Publikationen
von 2005


 
Stud enten futter

Wer bei diesem Titel gleich an rauchende Köpfe denkt, die in stillen Studierstuben über dickleibige Bücher gebeugt an ausgeklügelten Seminararbeiten über Goethes “Faust“ hirnen und zum x-ten Mal den Bleistift spitzen oder im Internet nach passenden Stichwortquellen googlen, etwa zur Frage, ob denn der hintertrieben schlaue Mephisto im “Prolog im Himmel“ mit dem Zikadengleichnis nicht doch einen Bogen zur platonischen Höhlenparabel spannt, oder ob dem vor lauter faustischem Sehnen ohnmächtig werden zu drohenden Gretchen (“Nachbarin, Euer Fläschchen!“) das Riechsalz vorenthalten wird, oder wieviel Bier denn in Auerbachs Keller in Leipzig (“Uns ist ganz kannibalisch wohl, als wie fünfhundert Säuen”) wirklich schon geflossen war, bevor der liebeskranke Doktor Faustus sich mit Luzifer auf den teuflischen Pakt einlässt – wer also vor lauter nie entsorgtem Bildungsschutt gleich an Metaphern und Ellipsen denkt, liegt falsch: “Es irrt der Mensch, solang er strebt.”

Das heisst – so falsch auch wieder nicht. Hier gehts nämlich um das, was der Hirnarbeit (“Zwar weiss ich viel, doch möcht‘ ich alles wissen“) meist vorausgeht, auch wenn allerlei populäre Mythen das Gegenteil behaupten (“Ein voller Bauch studiert nicht gern“): eine pflegeleichte, handliche Marsch-Verpflegung für unterwegs. Der Klassiker unter den mobilen Appetitzüglern ist – trotz Konkurrenz von Schokoriegel & Co. – ein Bestseller und trägt stolz diesen humanistisch geprägten Titel, während die französische Bezeichnung “Mélange randonnée” Lust auf die dazugehörigen Wanderabenteuer weckt. Das italienische “Miscela di frutta secca e noci“ hingegen lässt für einmal alle romantisch-melodramatische Poesie vergessen und greift stattdessen auf einen strukturalistisch-spröden Index zurück.

Wie in wissenschaftlichen Seminararbeiten kommt es aber beim Rezept in erster Linie auf die “Ingredienti” an – auf deutsch ernüchternd “Zutaten“genannt.
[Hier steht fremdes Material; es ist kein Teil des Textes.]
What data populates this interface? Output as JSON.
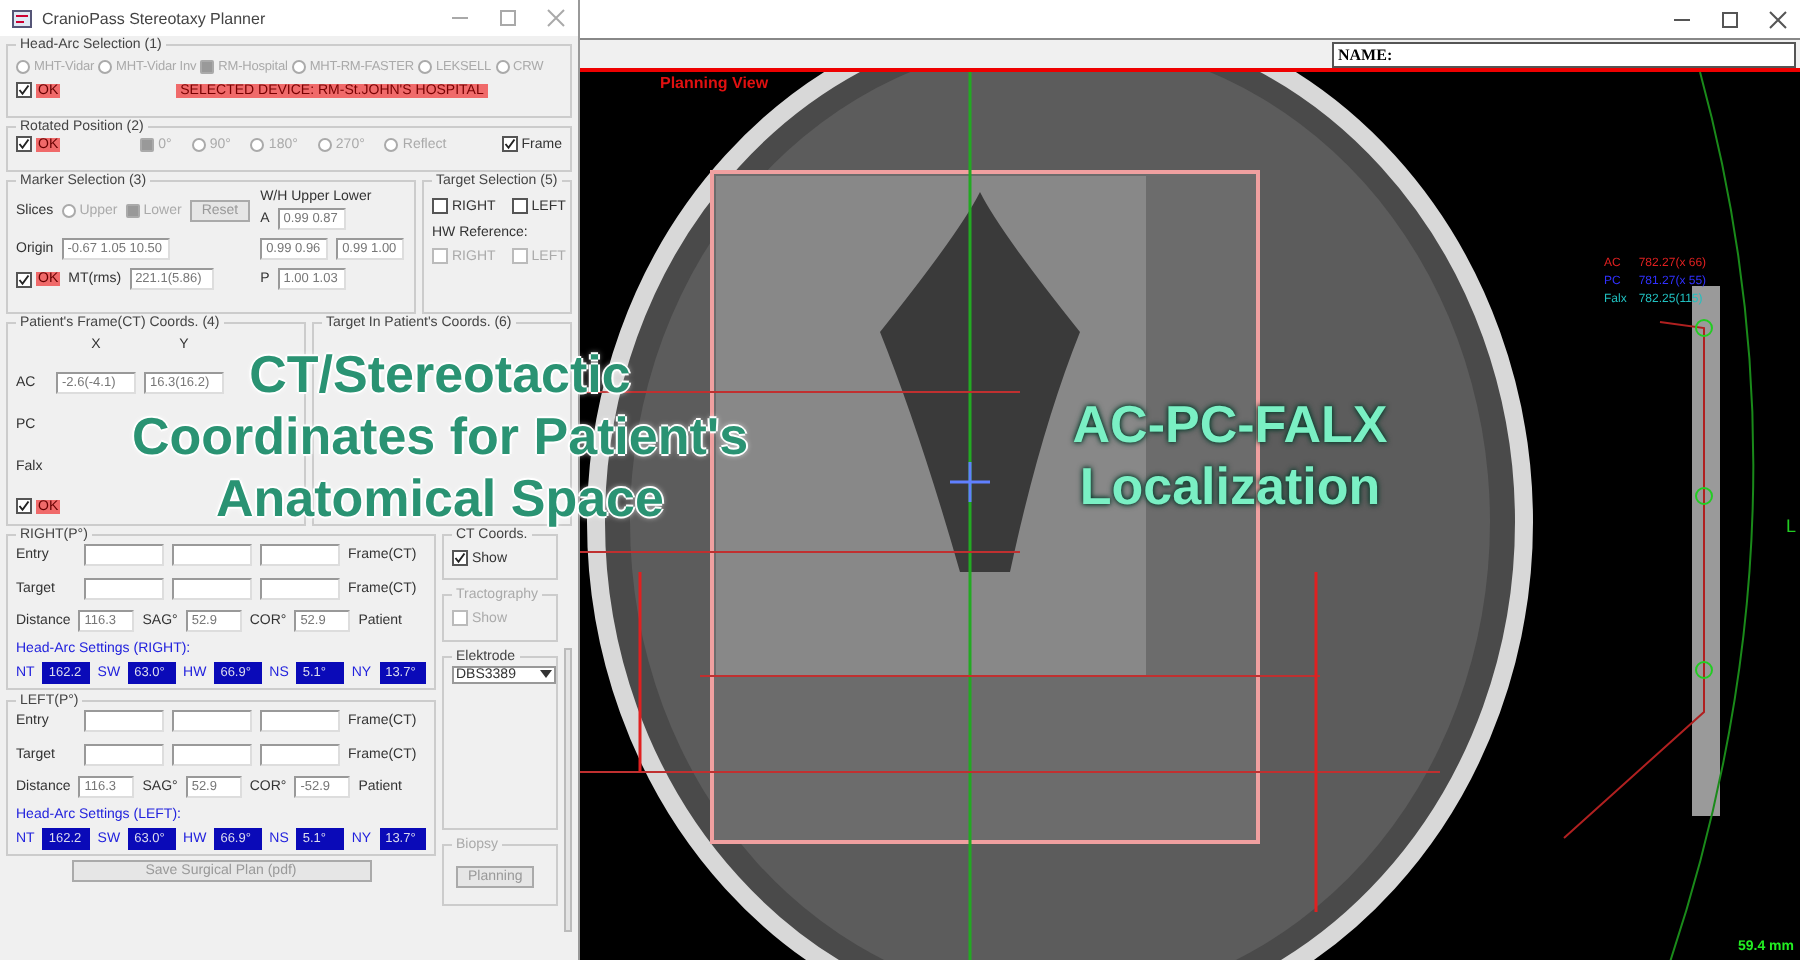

Immerhin stammen diese aus vier Kontinenten; Asien, Südafrika, Europa und Amerika, und in einigen klingen süsse Erinnerungen an die letzten Ferien (Pinienkerne, Mandeln, Cashew- und Pecannüsse) oder die Märchen aus 1001 Nacht nach. Das kernlose Kernstück der Mischung bilden jedoch zweifellos die Sultaninen. Sie schlagen via den arabischen Begriff “Sultán“ (islamischer Herrscher) und den “West-östlichen Diwan” wieder den Bogen zu Geheimrat und Dichterfürst Johann Wolfgang von Goethe, der ja auch ein rechter Wandervogel war (“Das Ewig- Weibliche zieht uns hinan“), oder lösen gar Assoziationen an Bagdad, die Ölscheichtümer, die Auswirkung des Oelpreises auf die globalisierte Weltwirtschaft und Samuel Huntingtons “Clash of Civilisations“ aus. Also doch erstklassige Nahrung fürs Gehirn – und all das in einer odinären Plastiktüte, die gerade mal 200 Gramm wiegt. “Das also war des Pudels Kern! Der Kasus macht mich lachen.”